AWS CodeCatalyst Java Serverless REST Microservice Blueprint Workflow Definition Issue

TL;DR

Change this:

Actions:
  ...
  BackendCDKDeploy:
    Identifier: aws/cdk-deploy@v1
    Compute:
      Type: Lambda

To this:

Actions:
  ...
  BackendCDKDeploy:
    Identifier: aws/cdk-deploy@v1
    Compute:
      Type: EC2

If you're working with a Java project that requires bundling with docker

Over the past couple of days I've been diagnosing an issue with a project I started using AWS CodeCatalyst. During the initial setup, the workflow failed at the BackendCDKDeploy workflow step:

In almost every instance of debugging, I received the following error message on the CDK deploy step:

Running command AWS_REGION=us-west-2 cdk diff MyAppStack-u8c2o --fail --context stack_name=MyAppStack-u8c2o

2023-06-25T17:30:28.3659591Z [ERROR] Failed to execute goal org.codehaus.mojo:exec-maven-plugin:3.0.0:java (default-cli) on project java: An exception occured while executing the Java class.

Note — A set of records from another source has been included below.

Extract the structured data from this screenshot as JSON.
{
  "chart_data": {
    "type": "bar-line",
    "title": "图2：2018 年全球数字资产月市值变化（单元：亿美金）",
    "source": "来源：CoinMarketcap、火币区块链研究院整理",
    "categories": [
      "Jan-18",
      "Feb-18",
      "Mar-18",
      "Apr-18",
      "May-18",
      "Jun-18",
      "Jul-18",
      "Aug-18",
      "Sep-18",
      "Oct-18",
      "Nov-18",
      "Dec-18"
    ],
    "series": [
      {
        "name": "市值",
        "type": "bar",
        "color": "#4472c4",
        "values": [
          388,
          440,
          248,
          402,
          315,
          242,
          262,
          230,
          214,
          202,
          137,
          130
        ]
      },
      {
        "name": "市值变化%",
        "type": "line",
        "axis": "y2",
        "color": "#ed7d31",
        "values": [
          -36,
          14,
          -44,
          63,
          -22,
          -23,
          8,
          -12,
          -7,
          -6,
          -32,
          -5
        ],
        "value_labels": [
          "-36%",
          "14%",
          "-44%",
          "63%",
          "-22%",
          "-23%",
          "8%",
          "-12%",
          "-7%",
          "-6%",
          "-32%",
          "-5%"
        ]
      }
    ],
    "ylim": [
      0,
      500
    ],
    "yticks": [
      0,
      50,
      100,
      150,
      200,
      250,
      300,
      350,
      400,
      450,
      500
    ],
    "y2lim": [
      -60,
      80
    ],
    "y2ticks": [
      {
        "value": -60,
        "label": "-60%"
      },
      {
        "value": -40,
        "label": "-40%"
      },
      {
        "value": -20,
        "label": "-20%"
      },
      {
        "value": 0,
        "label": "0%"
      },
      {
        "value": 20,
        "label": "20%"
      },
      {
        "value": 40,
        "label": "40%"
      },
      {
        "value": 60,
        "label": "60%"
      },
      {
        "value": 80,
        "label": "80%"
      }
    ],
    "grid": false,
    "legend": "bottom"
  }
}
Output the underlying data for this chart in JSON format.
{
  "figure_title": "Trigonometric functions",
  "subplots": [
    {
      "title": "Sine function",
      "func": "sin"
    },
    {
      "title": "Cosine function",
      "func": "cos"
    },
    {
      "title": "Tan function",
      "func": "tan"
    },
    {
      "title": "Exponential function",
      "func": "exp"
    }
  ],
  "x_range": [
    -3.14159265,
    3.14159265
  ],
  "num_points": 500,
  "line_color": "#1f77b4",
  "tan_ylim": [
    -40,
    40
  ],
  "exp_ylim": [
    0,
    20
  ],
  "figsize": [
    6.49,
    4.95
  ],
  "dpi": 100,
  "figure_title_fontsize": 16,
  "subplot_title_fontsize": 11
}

Failed to bundle asset MyAppStack-u8c2o/getTodos/Code/Stage, bundle output is located at /tmp/codecatalyst/output/src112/src/git-codecommit.us-west-2.amazonaws.com/v1/repos/source-repository-{big hash}/cdk.out/asset.{big hash}-error: Error: spawnSync docker EACCES

After working through a number of different possible solutions, modifying the cdk.json and stack definitions, I traced the issue to a configuration error in the workflow.

spawnSync docker EACCES would typically lend itself to an file executable permissions error based on this reference. Though, exhaustively searching the lambda compute instance for a docker executable to update permissions for the run-as user was turning up nothing. Reading through the codecatalyst docs to figure out why this was - The CodeCatalyst default Lambda compute does not come with a docker executable

The EC2 image does come with a docker executable, upon changing the workflow configuration compute for CDKDeploy from Lambda to EC2, the CDKDeploy step started working.